Ils indiquent que la majorité de la Cour a soutenu la présentation du magistrat de l'aile conservatrice Ricardo Enriquez, qui a proposé d'estimer partiellement l'appel du gouvernement en considérant qu'il ne fait aucun doute que le soins familiaux des mineurs est une question d'aide sociale.

Moncloa a contesté les deuxième, troisième et sixième sections de l'accord du gouvernement des îles Canaries du 2 septembre 2024 en relation avec les mineurs migrants, et la résolution de la Direction générale de la protection des enfants et des familles du 10 septembre, par le protocole territorial de ces mineurs des îles Canaries sont établies.

Les sources consultées indiquent que le TC a déclaré inconstitutionnel et nul ladite résolution, qui a été approuvé l'ensemble du protocole; et la deuxième section de l'accord du gouvernement des îles Canaries, du 2 septembre 2024, « en ce qui concerne les mineurs étrangères non accompagnés », sauvant ainsi les troisième et sixième sections du même accord, également appelé par l'exécutif central.

La Cour des garanties l'a admis le 8 octobre en même temps qu'elle a ordonné de suspendre la validité et l'application des préceptes contestés, bien qu'ils soient déjà handicapés par ordonnance de la Cour supérieure de justice des îles Canaries.

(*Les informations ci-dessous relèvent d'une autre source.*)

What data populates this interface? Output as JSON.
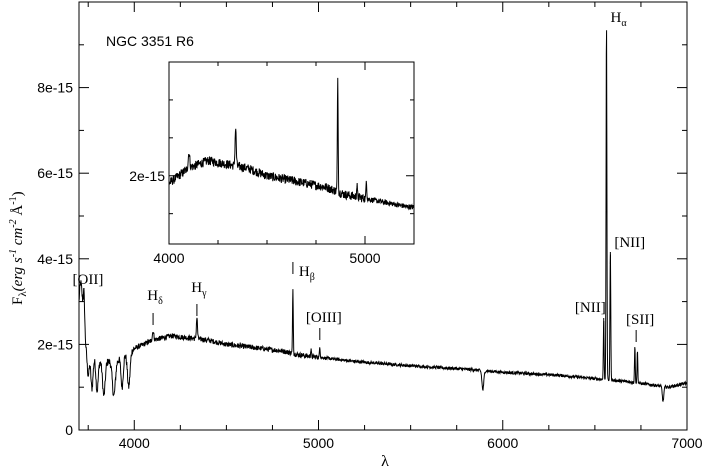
{
  "chart_data": [
    {
      "type": "line",
      "title": "NGC 3351 R6",
      "xlabel": "λ",
      "ylabel": {
        "main": "F",
        "sub": "λ",
        "units": "(erg s",
        "exp1": "-1",
        "units2": " cm",
        "exp2": "-2",
        "units3": " Å",
        "exp3": "-1",
        "close": ")"
      },
      "xlim": [
        3700,
        7000
      ],
      "ylim": [
        0,
        1e-14
      ],
      "x_ticks": [
        {
          "value": 4000,
          "label": "4000"
        },
        {
          "value": 5000,
          "label": "5000"
        },
        {
          "value": 6000,
          "label": "6000"
        },
        {
          "value": 7000,
          "label": "7000"
        }
      ],
      "y_ticks": [
        {
          "value": 0,
          "label": "0"
        },
        {
          "value": 2e-15,
          "label": "2e-15"
        },
        {
          "value": 4e-15,
          "label": "4e-15"
        },
        {
          "value": 6e-15,
          "label": "6e-15"
        },
        {
          "value": 8e-15,
          "label": "8e-15"
        }
      ],
      "continuum": [
        [
          3700,
          2.2e-15
        ],
        [
          3730,
          2e-15
        ],
        [
          3800,
          1.6e-15
        ],
        [
          3900,
          1.6e-15
        ],
        [
          4000,
          1.9e-15
        ],
        [
          4100,
          2.1e-15
        ],
        [
          4200,
          2.2e-15
        ],
        [
          4300,
          2.15e-15
        ],
        [
          4400,
          2.1e-15
        ],
        [
          4500,
          2e-15
        ],
        [
          4600,
          1.95e-15
        ],
        [
          4700,
          1.9e-15
        ],
        [
          4800,
          1.85e-15
        ],
        [
          4900,
          1.75e-15
        ],
        [
          5000,
          1.7e-15
        ],
        [
          5200,
          1.6e-15
        ],
        [
          5500,
          1.5e-15
        ],
        [
          5800,
          1.42e-15
        ],
        [
          6000,
          1.35e-15
        ],
        [
          6300,
          1.28e-15
        ],
        [
          6500,
          1.2e-15
        ],
        [
          6700,
          1.12e-15
        ],
        [
          6900,
          1e-15
        ],
        [
          7000,
          1.1e-15
        ]
      ],
      "features": [
        {
          "x": 3710,
          "amp": 1.3e-15,
          "width": 10
        },
        {
          "x": 3727,
          "amp": 9e-16,
          "width": 4
        },
        {
          "x": 3750,
          "amp": -6e-16,
          "width": 6
        },
        {
          "x": 3770,
          "amp": -8e-16,
          "width": 6
        },
        {
          "x": 3798,
          "amp": -7e-16,
          "width": 6
        },
        {
          "x": 3835,
          "amp": -8e-16,
          "width": 7
        },
        {
          "x": 3889,
          "amp": -8e-16,
          "width": 8
        },
        {
          "x": 3934,
          "amp": -7e-16,
          "width": 6
        },
        {
          "x": 3970,
          "amp": -8e-16,
          "width": 7
        },
        {
          "x": 4102,
          "amp": 2e-16,
          "width": 4
        },
        {
          "x": 4340,
          "amp": 5e-16,
          "width": 3
        },
        {
          "x": 4861,
          "amp": 1.5e-15,
          "width": 2
        },
        {
          "x": 4959,
          "amp": 1.5e-16,
          "width": 2
        },
        {
          "x": 5007,
          "amp": 2.5e-16,
          "width": 2
        },
        {
          "x": 5892,
          "amp": -4.5e-16,
          "width": 5
        },
        {
          "x": 6548,
          "amp": 1.4e-15,
          "width": 2
        },
        {
          "x": 6563,
          "amp": 8.4e-15,
          "width": 2.2
        },
        {
          "x": 6584,
          "amp": 3e-15,
          "width": 2.2
        },
        {
          "x": 6717,
          "amp": 8.5e-16,
          "width": 2
        },
        {
          "x": 6731,
          "amp": 7.5e-16,
          "width": 2
        },
        {
          "x": 6870,
          "amp": -3.5e-16,
          "width": 4
        }
      ],
      "line_labels": [
        {
          "name": "OII",
          "text": "[OII]",
          "x": 3727
        },
        {
          "name": "H-delta",
          "text": "H",
          "sub": "δ",
          "x": 4102
        },
        {
          "name": "H-gamma",
          "text": "H",
          "sub": "γ",
          "x": 4340
        },
        {
          "name": "H-beta",
          "text": "H",
          "sub": "β",
          "x": 4861
        },
        {
          "name": "OIII",
          "text": "[OIII]",
          "x": 5007
        },
        {
          "name": "NII-6548",
          "text": "[NII]",
          "x": 6548
        },
        {
          "name": "H-alpha",
          "text": "H",
          "sub": "α",
          "x": 6563
        },
        {
          "name": "NII-6584",
          "text": "[NII]",
          "x": 6584
        },
        {
          "name": "SII",
          "text": "[SII]",
          "x": 6724
        }
      ]
    },
    {
      "type": "line",
      "role": "inset",
      "xlim": [
        4000,
        5250
      ],
      "ylim": [
        1.1e-15,
        3.5e-15
      ],
      "x_ticks": [
        {
          "value": 4000,
          "label": "4000"
        },
        {
          "value": 5000,
          "label": "5000"
        }
      ],
      "y_ticks": [
        {
          "value": 2e-15,
          "label": "2e-15"
        }
      ]
    }
  ]
}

Le nouveau protocole a laissé entendre qu'avant la livraison de la mineure aux autorités insulaires, son examen préalable d'identification, son enregistrement dans le registre des mineurs étrangers non accompagnés (RMENA) et une résolution administrative de l'allocation ou de l'emplacement individualisé de l'organisme correspondant de l'organisme correspondant a été fait de l'État, antérieure à la mineure, en présence d'un interprète de sa langue maternelle ou d'une autre qu'il peut comprendre, avec une connaissance du procureur.

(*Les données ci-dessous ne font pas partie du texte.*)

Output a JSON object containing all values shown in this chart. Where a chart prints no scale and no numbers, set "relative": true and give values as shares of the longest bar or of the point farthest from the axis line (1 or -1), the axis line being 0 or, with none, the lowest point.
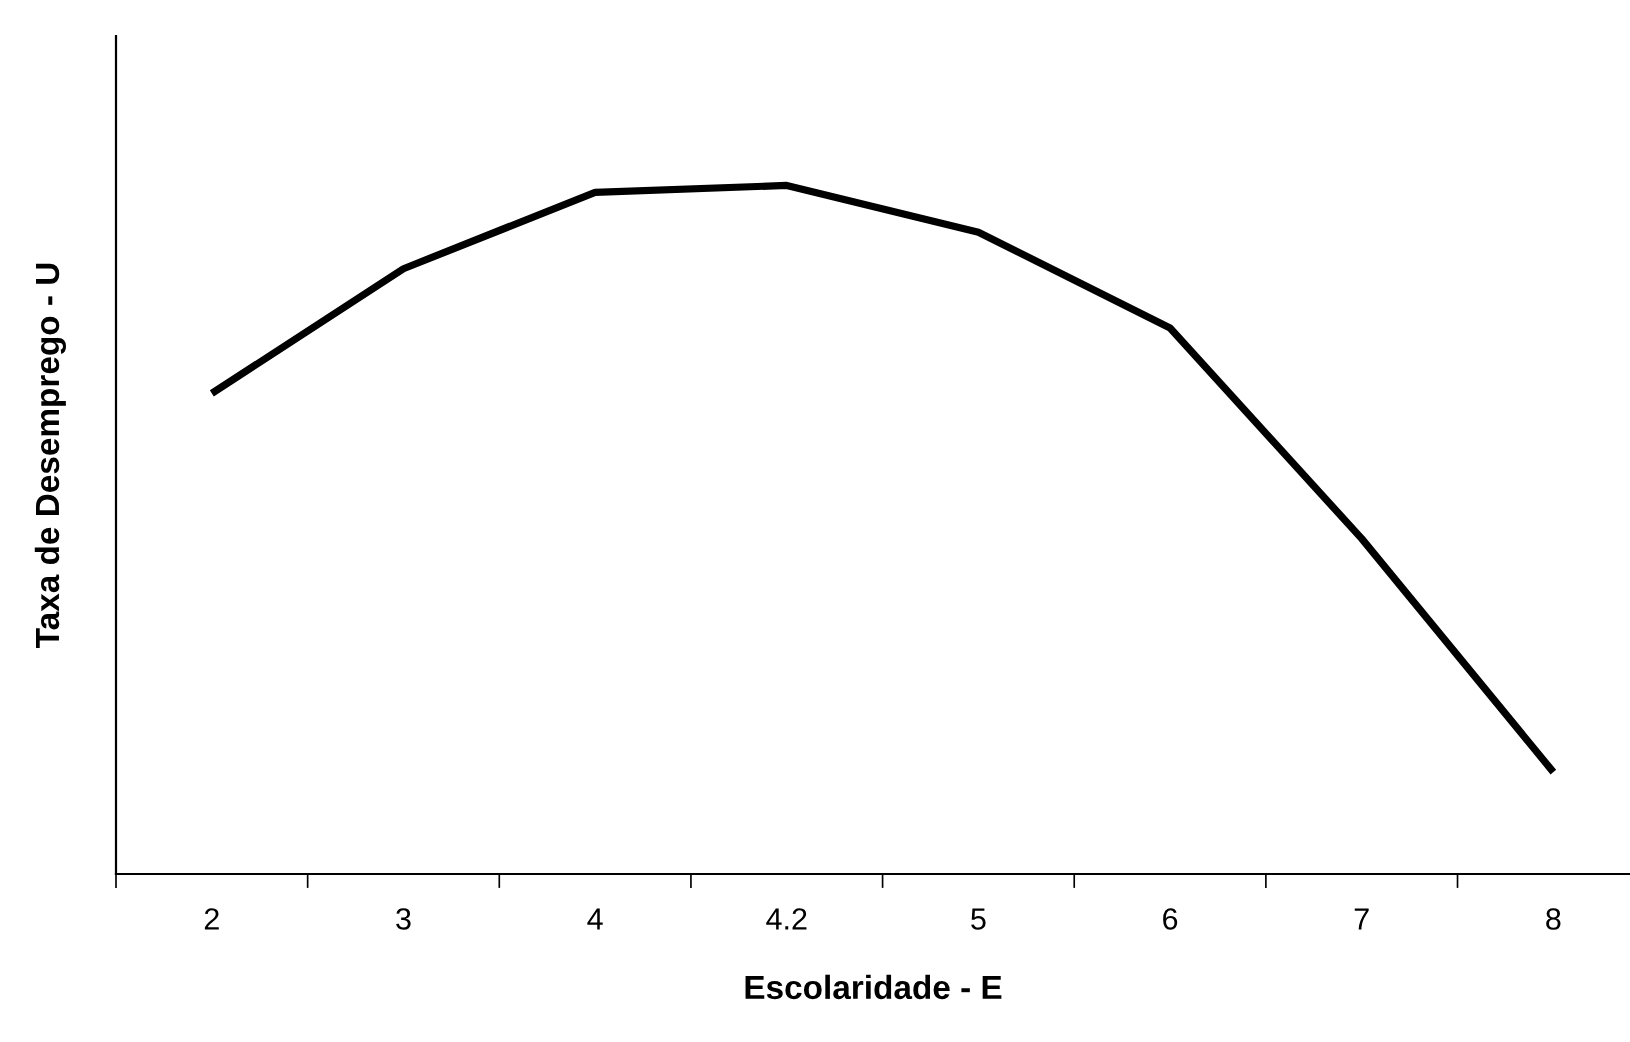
{
  "chart_data": {
    "type": "line",
    "relative": true,
    "xlabel": "Escolaridade - E",
    "ylabel": "Taxa de Desemprego - U",
    "categories": [
      "2",
      "3",
      "4",
      "4.2",
      "5",
      "6",
      "7",
      "8"
    ],
    "series": [
      {
        "color": "#000000",
        "values": [
          0.698,
          0.879,
          0.99,
          1,
          0.932,
          0.793,
          0.487,
          0.148
        ]
      }
    ],
    "grid": false,
    "legend": false,
    "marker": "none",
    "line_style": "solid"
  }
}
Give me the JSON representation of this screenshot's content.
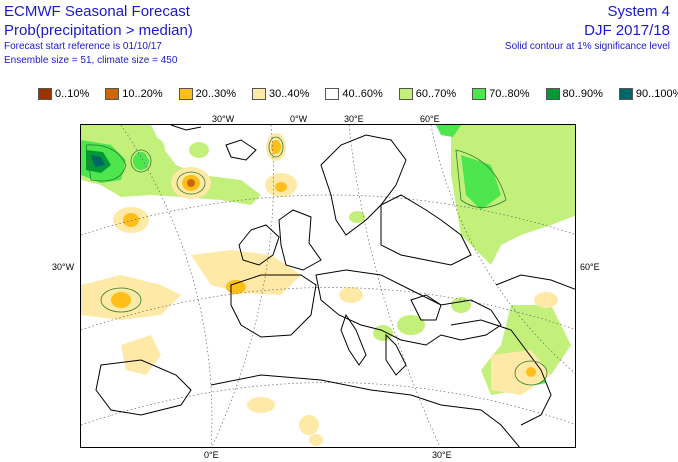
{
  "header": {
    "title": "ECMWF Seasonal Forecast",
    "subtitle": "Prob(precipitation > median)",
    "start_ref": "Forecast start reference is 01/10/17",
    "ensemble": "Ensemble size = 51, climate size = 450",
    "system": "System 4",
    "season": "DJF 2017/18",
    "significance": "Solid contour at 1% significance level"
  },
  "legend": [
    {
      "label": "0..10%",
      "color": "#993300"
    },
    {
      "label": "10..20%",
      "color": "#cc6600"
    },
    {
      "label": "20..30%",
      "color": "#ffbf1a"
    },
    {
      "label": "30..40%",
      "color": "#ffe9a6"
    },
    {
      "label": "40..60%",
      "color": "#ffffff"
    },
    {
      "label": "60..70%",
      "color": "#c2f07a"
    },
    {
      "label": "70..80%",
      "color": "#4de64d"
    },
    {
      "label": "80..90%",
      "color": "#009933"
    },
    {
      "label": "90..100%",
      "color": "#006666"
    }
  ],
  "axes": {
    "top": [
      "30°W",
      "0°W",
      "30°E",
      "60°E"
    ],
    "left": "30°W",
    "right": "60°E",
    "bottom": [
      "0°E",
      "30°E"
    ]
  }
}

Confirmé la disponibilité d'un lieu, la réception du mineur par la communauté autonome a dû être effectuée dans les postes de police de la police autonome des îles Canaries ou, où il n'y en avait pas, dans les lieux, activés.

« Absence d'attention immédiate »

Pour le bureau du procureur, qui a conduit l'affaire à la compétence ordinaire le 18 septembre, ce protocole a supposé « l'absence d'attention immédiate » à la situation de l'impuissance des brevets chez les migrants qui arrivent de la mer aux côtes de l'archipel.

Plus précisément, il a dénoncé les violations du droit fondamental au principe d'égalité reconnu à l'article 14 de la Constitution et dans la Convention sur les droits de l'enfant, ainsi que le droit fondamental à l'intégrité morale reconnue à l'article 15 de la magna carta.

Pour sa part, le ministre Ángel Víctor Torres a annoncé le 24 septembre que le gouvernement emmènerait le protocole Canarian au TC après que le Conseil d'État a statué que « il y avait des fondations juridiques suffisantes » pour y recourir.

Le Conseil d'État a souligné que « les difficultés qui pourraient exister dans l'identification et la détermination de l'âge » de ces immigrants, ainsi que « l'insuffisance ou la saturation des médias autonomes disponibles pour y assister », ne sont pas des circonstances qui « permettent de justifier Un rejet éventuel de la communauté autonome à la réception de mineurs situés sur leur territoire ou retarder l'attention immédiate dont ils peuvent avoir besoin.